Keyboard shortcuts

Press or to navigate between chapters

Press S or / to search in the book

Press ? to show this help

Press Esc to hide this help

Driver listener

Supported keywords:

  • addr
  • crl
  • dns_sock_gid
  • dns_sock_uid
  • max_peers
  • openid_client_id
  • openid_issuer
  • port
  • rate_limiter_burst
  • rate_limiter_expires
  • rate_limiter_rate

Keyword addr

required:    false
scopable:    true

Example:

addr=1.2.3.4

Description:

The ip addr the daemon tls listener must listen on.

Keyword crl

required:    false
scopable:    false
default:     /var/lib/opensvc/certs/ca_crl

Example:

crl=https://crl.opensvc.com

Description:

The URL serving the certificate revocation list.

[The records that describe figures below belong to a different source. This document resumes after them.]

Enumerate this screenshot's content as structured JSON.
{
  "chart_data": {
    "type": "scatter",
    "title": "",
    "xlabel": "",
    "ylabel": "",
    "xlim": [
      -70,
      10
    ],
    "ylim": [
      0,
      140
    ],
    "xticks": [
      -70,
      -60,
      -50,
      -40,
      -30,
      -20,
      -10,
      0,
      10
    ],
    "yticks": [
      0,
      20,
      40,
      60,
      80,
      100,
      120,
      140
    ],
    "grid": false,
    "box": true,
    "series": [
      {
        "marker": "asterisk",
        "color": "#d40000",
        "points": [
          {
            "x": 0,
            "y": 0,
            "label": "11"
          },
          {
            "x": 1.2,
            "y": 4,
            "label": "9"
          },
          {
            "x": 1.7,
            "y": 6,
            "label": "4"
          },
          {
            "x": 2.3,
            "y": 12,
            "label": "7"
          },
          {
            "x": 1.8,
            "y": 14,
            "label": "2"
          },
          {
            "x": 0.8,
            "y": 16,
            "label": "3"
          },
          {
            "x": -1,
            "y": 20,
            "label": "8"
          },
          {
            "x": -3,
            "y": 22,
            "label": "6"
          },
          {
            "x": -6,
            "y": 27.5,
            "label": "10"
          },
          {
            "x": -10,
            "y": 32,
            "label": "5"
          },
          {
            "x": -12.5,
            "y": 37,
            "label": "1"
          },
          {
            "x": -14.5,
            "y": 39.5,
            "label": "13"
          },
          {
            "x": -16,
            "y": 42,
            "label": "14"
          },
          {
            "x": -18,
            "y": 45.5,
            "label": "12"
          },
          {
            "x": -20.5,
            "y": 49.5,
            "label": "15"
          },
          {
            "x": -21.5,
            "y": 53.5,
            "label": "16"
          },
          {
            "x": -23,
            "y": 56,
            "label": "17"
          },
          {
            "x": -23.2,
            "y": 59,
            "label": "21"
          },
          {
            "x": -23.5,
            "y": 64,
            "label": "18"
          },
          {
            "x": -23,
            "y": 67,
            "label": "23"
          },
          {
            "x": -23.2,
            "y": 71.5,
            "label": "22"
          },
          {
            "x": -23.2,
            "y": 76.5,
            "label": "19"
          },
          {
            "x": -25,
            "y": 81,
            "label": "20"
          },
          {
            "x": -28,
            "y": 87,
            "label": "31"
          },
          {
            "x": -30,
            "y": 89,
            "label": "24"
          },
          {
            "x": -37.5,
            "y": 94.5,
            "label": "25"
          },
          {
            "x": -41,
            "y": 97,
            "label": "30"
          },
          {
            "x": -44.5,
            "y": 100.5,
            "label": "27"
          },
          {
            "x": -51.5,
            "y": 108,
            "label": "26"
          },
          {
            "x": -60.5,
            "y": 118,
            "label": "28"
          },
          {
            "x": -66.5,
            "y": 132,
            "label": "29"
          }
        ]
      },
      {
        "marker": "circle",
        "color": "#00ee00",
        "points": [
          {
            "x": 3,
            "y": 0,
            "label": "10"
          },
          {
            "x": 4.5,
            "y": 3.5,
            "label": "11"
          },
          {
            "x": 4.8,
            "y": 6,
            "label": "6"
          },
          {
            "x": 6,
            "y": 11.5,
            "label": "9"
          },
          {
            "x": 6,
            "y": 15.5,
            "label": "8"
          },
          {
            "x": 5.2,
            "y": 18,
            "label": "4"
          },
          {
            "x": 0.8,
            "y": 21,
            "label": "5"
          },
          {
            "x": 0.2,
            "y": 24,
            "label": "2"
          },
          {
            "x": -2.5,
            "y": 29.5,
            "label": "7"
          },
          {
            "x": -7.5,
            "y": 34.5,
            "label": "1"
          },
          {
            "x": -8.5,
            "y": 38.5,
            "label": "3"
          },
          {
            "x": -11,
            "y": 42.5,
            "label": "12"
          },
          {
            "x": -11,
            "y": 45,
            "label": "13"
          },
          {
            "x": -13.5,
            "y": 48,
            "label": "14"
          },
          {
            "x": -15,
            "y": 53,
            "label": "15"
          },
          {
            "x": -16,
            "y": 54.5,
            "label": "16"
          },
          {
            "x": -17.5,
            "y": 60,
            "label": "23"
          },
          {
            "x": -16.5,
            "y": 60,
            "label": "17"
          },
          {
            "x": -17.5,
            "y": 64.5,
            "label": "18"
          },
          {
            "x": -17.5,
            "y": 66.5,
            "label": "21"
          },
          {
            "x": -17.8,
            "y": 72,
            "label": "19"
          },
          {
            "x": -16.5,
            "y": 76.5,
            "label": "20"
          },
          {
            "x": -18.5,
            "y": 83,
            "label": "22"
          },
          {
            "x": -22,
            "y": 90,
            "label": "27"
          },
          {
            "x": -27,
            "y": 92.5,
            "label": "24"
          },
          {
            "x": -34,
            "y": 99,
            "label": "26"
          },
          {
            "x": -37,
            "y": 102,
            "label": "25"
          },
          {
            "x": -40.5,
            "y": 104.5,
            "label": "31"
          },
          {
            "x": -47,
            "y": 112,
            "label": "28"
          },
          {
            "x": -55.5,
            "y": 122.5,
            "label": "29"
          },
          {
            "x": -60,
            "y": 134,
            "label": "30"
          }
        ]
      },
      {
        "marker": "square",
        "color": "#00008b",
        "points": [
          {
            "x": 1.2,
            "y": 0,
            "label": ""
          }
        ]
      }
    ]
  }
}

The default points to the path of the cluster CA CRL in {var}/certs/ca_crl.

Keyword dns_sock_gid

required:    false
scopable:    false
default:     953

Description:

The gid owning the unix socket serving the remote backend to the pdns authoritative server.

Keyword dns_sock_uid

required:    false
scopable:    false
default:     953

Description:

The uid owning the unix socket serving the remote backend to the pdns authoritative server.

Keyword max_peers

required:    false
scopable:    false
convert:     int

Example:

max_peers=8

Description:

Keyword openid_client_id

required:    false
scopable:    false
default:     om3

Description:

The openid client id used by om3-webapp.

Keyword openid_issuer

required:    false
scopable:    false

Example:

openid_issuer=https://keycloak.opensvc.com/auth/realms/clusters

Description:

The base URL of the identity issuer aka provider. It is used to detect the metadata location: openid_issuer/.well-known/openid-configuration.

If set, the http listener will try to validate the Bearer token provided in the requests headers.

If the token is valid,

  • the user name is fetched from the preferred_username claim (fallback on name)

  • the user grant list is obtained by joining the multiple entitlements claims.

The keyword replaced deprecated openid_well_known.

Keyword port

required:    false
scopable:    true
default:     1215
convert:     int

Description:

The port the daemon tls listener must listen on.

In pull action mode, the collector post request to notify there are actions to unqueue. The opensvc daemon executes the dequeue actions node action upon receive.

The listener.port value is sent to the collector on pushasset.

Keyword rate_limiter_burst

required:    false
scopable:    true
default:     100
convert:     int

Description:

The maximum number of inet listener requests to pass at the same moment. It additionally allows a number of requests to pass when rate limit is reached.

Keyword rate_limiter_expires

required:    false
scopable:    true
default:     60s
convert:     duration

Description:

The duration after that a inet listener rate limiter is cleaned up.

Keyword rate_limiter_rate

required:    false
scopable:    true
default:     20
convert:     int

Description:

The rate of inet listener requests allowed to pass per seconds.